Orbital decay, spin-down, and pulse-phase resolved-spectroscopy of LMC X-4 from Ginga and ROSAT observations

We report pulse-timing and pulse-phase resolved spectrum analysis of LMC X-4 observations by the X-ray satellites Ginga in 1988 and ROSAT in 1991 extending over a combined energy range from 0.2 to 37 keV. The results, when combined with previous results of X-ray observations dating back to 1977, yield marginal evidence of orbital decay with an average rate of change in the orbital period of P-orb/P-orb = (-5.3 +/- 2.7) x 10(-7) yr(-1). This low decay rate and the relatively small radius of the companion point to the conclusion that the companion is still in the hydrogen core-burning stage of its evolution. The pulse period increased between the two observations at an average rate of P-pulse = (1.91 +/- 0.01) x 10(-3) s yr(-1). At other times, the spin period has both decreased and increased. The neutron star must therefore be in the condition of approximate spin equilibrium wherein its period is close to the Kepler period at the inner edge of the accretion disk. For a disk-accreting pulsar with the luminosity (similar to 10(38.6) ergs s(-1)) and spin period (similar to 13.5 s) of LMC X-4, this condition implies that its magnetic dipole moment is exceptionally large, of the order of 10(31.5) G cm(3). The pulse-phase resolved combined pulse-height distributions are well fitted with a model spectrum consisting of the sum of four components, a Planck function (PF), thermal bremsstrahlung (TB), power law (PL), and iron K-line (FE), multiplied by a photoelectric absorption factor, an exponential high-energy cutoff and a cyclotron resonance attenuation factor. The pulse profiles of the TB and PL (E > 15 keV) energy fluxes are single-peaked with pulse fractions of similar to 0.12 and similar to 0.16, respectively, but similar to 180 degrees different in phase. The Fe-line flux also exhibits a single peak pulse profile. Its pulse fraction is similar to 0.37, and its peak lags that of the PL peak by similar to 140 degrees.

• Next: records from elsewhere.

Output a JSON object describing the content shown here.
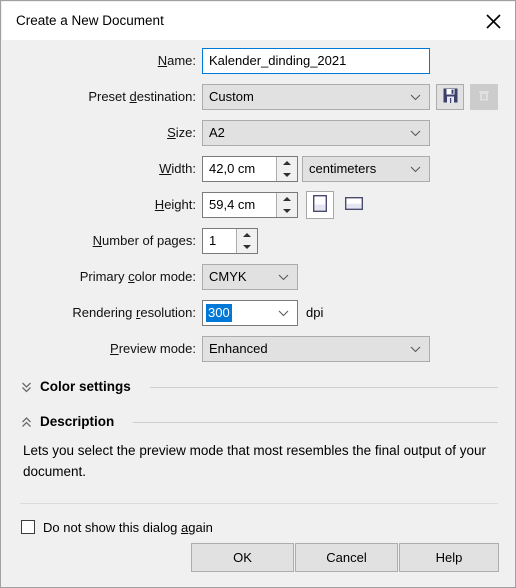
{
  "dialog": {
    "title": "Create a New Document",
    "close_icon": "close-icon"
  },
  "fields": {
    "name": {
      "label_pre": "",
      "label_accel": "N",
      "label_post": "ame:",
      "value": "Kalender_dinding_2021"
    },
    "preset_destination": {
      "label_pre": "Preset ",
      "label_accel": "d",
      "label_post": "estination:",
      "value": "Custom",
      "save_icon": "save-icon",
      "delete_icon": "trash-icon"
    },
    "size": {
      "label_pre": "",
      "label_accel": "S",
      "label_post": "ize:",
      "value": "A2"
    },
    "width": {
      "label_pre": "",
      "label_accel": "W",
      "label_post": "idth:",
      "value": "42,0 cm",
      "unit_value": "centimeters"
    },
    "height": {
      "label_pre": "",
      "label_accel": "H",
      "label_post": "eight:",
      "value": "59,4 cm",
      "portrait_icon": "portrait-page-icon",
      "landscape_icon": "landscape-page-icon"
    },
    "number_of_pages": {
      "label_pre": "",
      "label_accel": "N",
      "label_post": "umber of pages:",
      "value": "1"
    },
    "primary_color_mode": {
      "label_pre": "Primary ",
      "label_accel": "c",
      "label_post": "olor mode:",
      "value": "CMYK"
    },
    "rendering_resolution": {
      "label_pre": "Rendering ",
      "label_accel": "r",
      "label_post": "esolution:",
      "value": "300",
      "unit": "dpi"
    },
    "preview_mode": {
      "label_pre": "",
      "label_accel": "P",
      "label_post": "review mode:",
      "value": "Enhanced"
    }
  },
  "sections": {
    "color_settings": {
      "title": "Color settings",
      "chevron_icon": "chevron-double-down-icon",
      "expanded": false
    },
    "description": {
      "title": "Description",
      "chevron_icon": "chevron-double-up-icon",
      "expanded": true,
      "text": "Lets you select the preview mode that most resembles the final output of your document."
    }
  },
  "footer": {
    "dont_show": {
      "label_pre": "Do not show this dialog ",
      "label_accel": "a",
      "label_post": "gain",
      "checked": false
    },
    "ok_label": "OK",
    "cancel_label": "Cancel",
    "help_label": "Help"
  },
  "colors": {
    "dialog_bg": "#f0f0f0",
    "titlebar_bg": "#ffffff",
    "control_bg": "#e1e1e1",
    "focus_border": "#0078d7",
    "selection_bg": "#0078d7",
    "icon_navy": "#3f3f6b"
  }
}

The PL (E > 15 keV) profile is attributed to a pencil-beam-like anisotropy in the emission and the TB profile to a fan-beam-like anisotropy with the condition that the sum of the spin axis inclination and the angle between the spin and magnetic dipole axes is less than 90 degrees. The PF component shows no significant pulse variation and is attributed to emission from the accretion disk.